Scraping Table Data from Multiple URLS, but first link is repeating

Question:

I’m looking to iterate through the URL with "count" as variables between 1 and 65.

Right now, I’m close but really struggling to figure out the last piece. I’m receiving the same table (from variable 1) 65 times, instead of receiving the different tables.

import requests
import pandas as pd

url = 'https://basketball.realgm.com/international/stats/2023/Averages/Qualified/All/player/All/desc/{count}'

res = []

for count in range(1, 65):
    html = requests.get(url).content
    df_list = pd.read_html(html)
    df = df_list[-1]
    res.append(df)

    print(res)
df.to_csv('my data.csv')

Any thoughts?

Asked By: Anthony Madle

||

Answers:

A few errors:

  • Your URL was templated incorrectly.
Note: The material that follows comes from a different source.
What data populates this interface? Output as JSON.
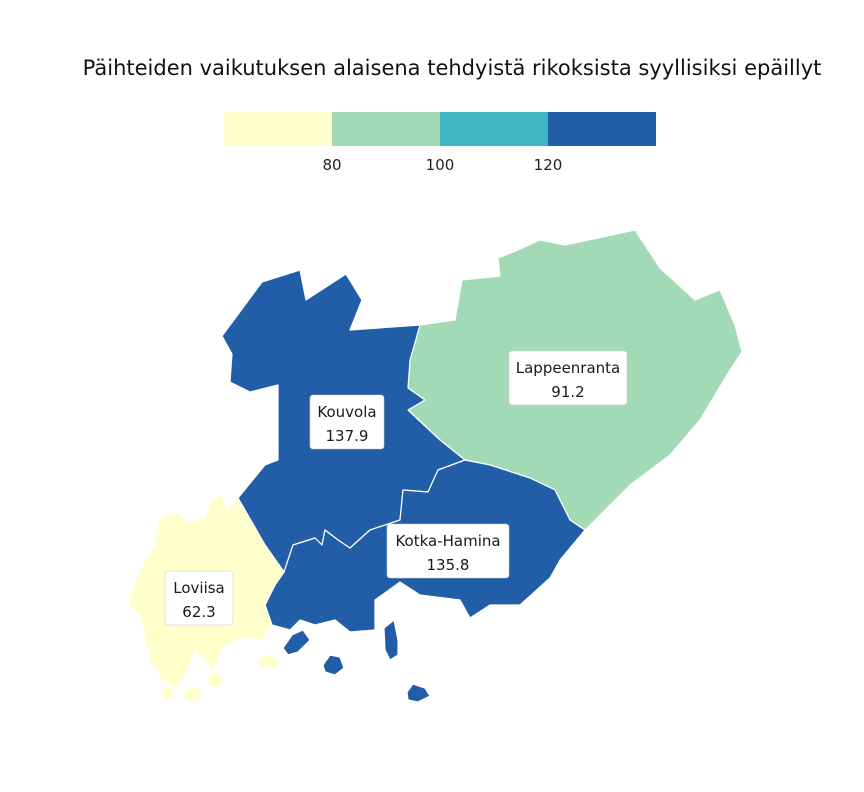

It remains at .../{count} literally, without substituting or updating from the loop variable.
  • If you want to get page 1 to 65, use range(1, 66)
  • Unless you want to export only the last dataframe, you need to concatenate all of them first
# No count here, we will add it later
url = 'https://basketball.realgm.com/international/stats/2023/Averages/Qualified/All/player/All/desc'
res = []

for count in range(1, 66):
    # pd.read_html accepts a URL too so no need to make a separate request
    df_list = pd.read_html(f"{url}/{count}")
    res.append(df_list[-1])

pd.concat(res).to_csv('my data.csv')
Answered By: Code Different